Facebook’s FBVector seems to have been carefully tuned, with and without jemalloc – see https://github.com/facebook/folly/blob/master/folly/docs/FBVector.md . You can see it’s growth strategy at https://github.com/facebook/folly/blob/8470cb6ed9524328bffa359522dba32b5f12e746/folly/FBVector.h#L1150 . In summary:

– If the size is small enough that jemalloc won’t resize in place (i.e. less than 4096 bytes), then double the size.

– If the size is bigger than that, it resizes to (old size * 3 + 1) / 2 (i.e. multiply by 1.5. I guess the +1 is there to make it round up.).

A lot of us have been saying for many years now that Firefox has some serious performance problems, and does not use memory effectively.

Yet we were told, “No! These problems don’t exist!” or we were told, “They’ve all been fixed!”

Now I read this informative article, and it confirms what many of us were saying all along: Firefox does have serious performance problems, and it does not use memory effectively.

I am very pleased to see these problems are getting fixed, but it pains me greatly that it took so long! If only the Firefox developers had listened to we users so many years ago, these issues could have been dealt with then, rather than now!

May this be a lesson going forward: if users say there is a problem, there most likely is!
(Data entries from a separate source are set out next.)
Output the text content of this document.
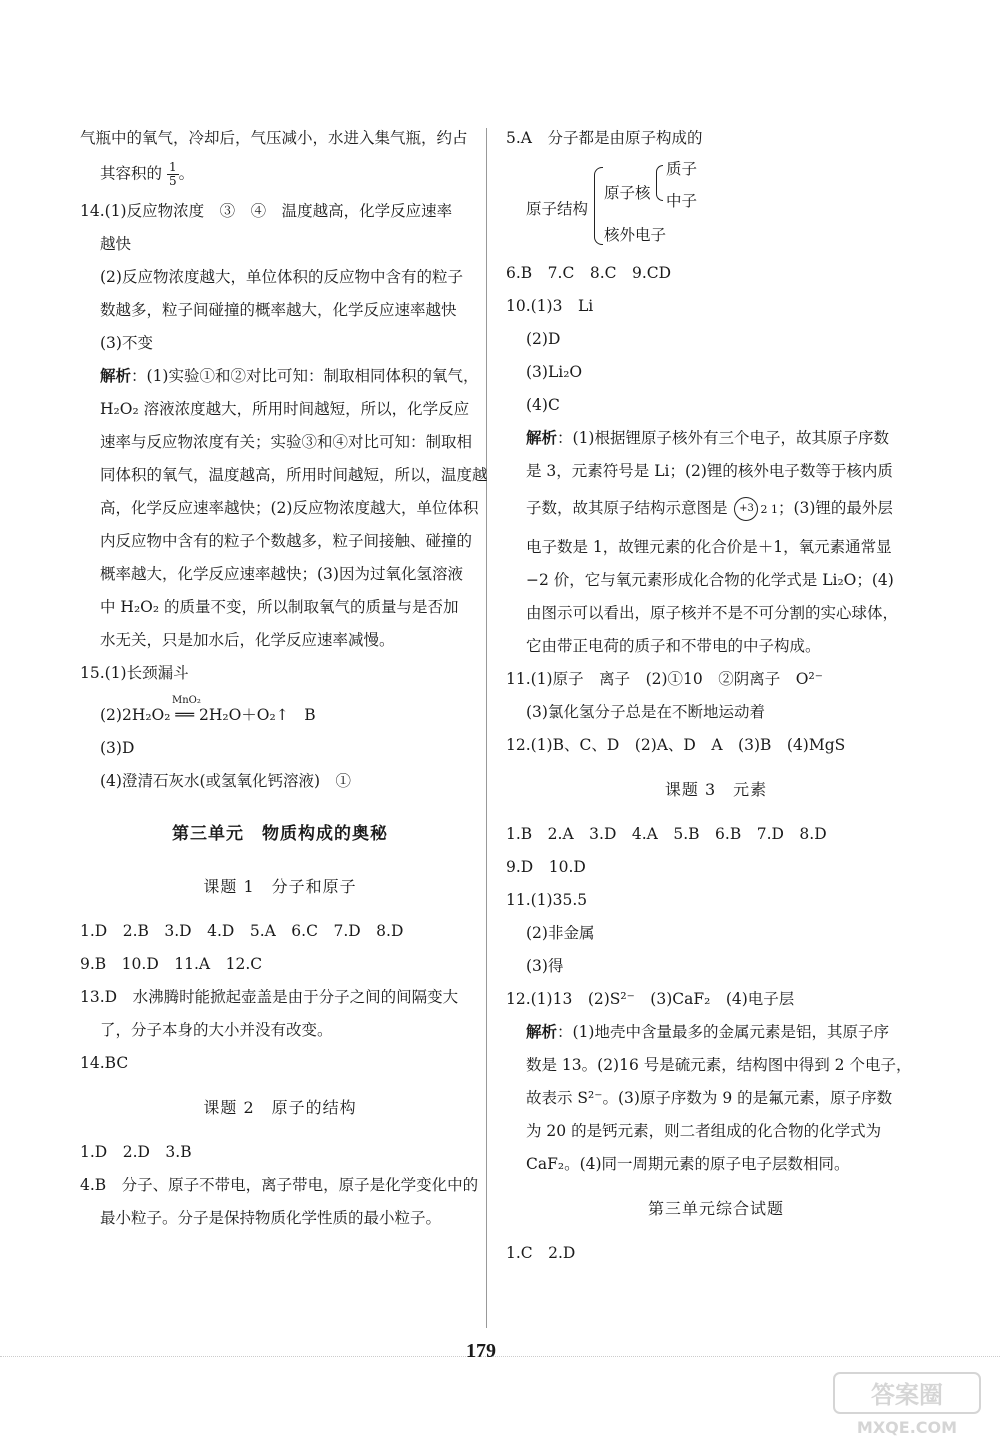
气瓶中的氧气，冷却后，气压减小，水进入集气瓶，约占
其容积的 $\frac{1}{5}$ 。
14.(1)反应物浓度　③　④　温度越高，化学反应速率
越快
(2)反应物浓度越大，单位体积的反应物中含有的粒子
数越多，粒子间碰撞的概率越大，化学反应速率越快
(3)不变
解析：(1)实验①和②对比可知：制取相同体积的氧气，
H₂O₂ 溶液浓度越大，所用时间越短，所以，化学反应
速率与反应物浓度有关；实验③和④对比可知：制取相
同体积的氧气，温度越高，所用时间越短，所以，温度越
高，化学反应速率越快；(2)反应物浓度越大，单位体积
内反应物中含有的粒子个数越多，粒子间接触、碰撞的
概率越大，化学反应速率越快；(3)因为过氧化氢溶液
中 H₂O₂ 的质量不变，所以制取氧气的质量与是否加
水无关，只是加水后，化学反应速率减慢。
15.(1)长颈漏斗
MnO₂
(2)2H₂O₂ ══ 2H₂O＋O₂↑　B
(3)D
(4)澄清石灰水(或氢氧化钙溶液)　①
第三单元　物质构成的奥秘
课题 1　分子和原子
1.D　2.B　3.D　4.D　5.A　6.C　7.D　8.D
9.B　10.D　11.A　12.C
13.D　水沸腾时能掀起壶盖是由于分子之间的间隔变大
了，分子本身的大小并没有改变。
14.BC
课题 2　原子的结构
1.D　2.D　3.B
4.B　分子、原子不带电，离子带电，原子是化学变化中的
最小粒子。分子是保持物质化学性质的最小粒子。
5.A　分子都是由原子构成的
原子结构
原子核
质子
中子
核外电子
6.B　7.C　8.C　9.CD
10.(1)3　Li
(2)D
(3)Li₂O
(4)C
解析：(1)根据锂原子核外有三个电子，故其原子序数
是 3，元素符号是 Li；(2)锂的核外电子数等于核内质
子数，故其原子结构示意图是 +3 2 1；(3)锂的最外层
电子数是 1，故锂元素的化合价是＋1，氧元素通常显
−2 价，它与氧元素形成化合物的化学式是 Li₂O；(4)
由图示可以看出，原子核并不是不可分割的实心球体，
它由带正电荷的质子和不带电的中子构成。
11.(1)原子　离子　(2)①10　②阴离子　O²⁻
(3)氯化氢分子总是在不断地运动着
12.(1)B、C、D　(2)A、D　A　(3)B　(4)MgS
课题 3　元素
1.B　2.A　3.D　4.A　5.B　6.B　7.D　8.D
9.D　10.D
11.(1)35.5
(2)非金属
(3)得
12.(1)13　(2)S²⁻　(3)CaF₂　(4)电子层
解析：(1)地壳中含量最多的金属元素是铝，其原子序
数是 13。(2)16 号是硫元素，结构图中得到 2 个电子，
故表示 S²⁻。(3)原子序数为 9 的是氟元素，原子序数
为 20 的是钙元素，则二者组成的化合物的化学式为
CaF₂。(4)同一周期元素的原子电子层数相同。
第三单元综合试题
1.C　2.D
179
答案圈
MXQE.COM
Jakov: the problem is that the vast majority of those complaints are useless because, like your comment, there’s no technical detail which can be used to see where a problem is. In some cases, the problems were external or measurement error (e.g. Windows Update chewing 100% CPU in the background -> “Firefox is slow!”) and in many cases the problems were caused by a poorly designed extension such as Ad Block Plus which used a large amount of data per tab rather than something the Firefox developers have control over.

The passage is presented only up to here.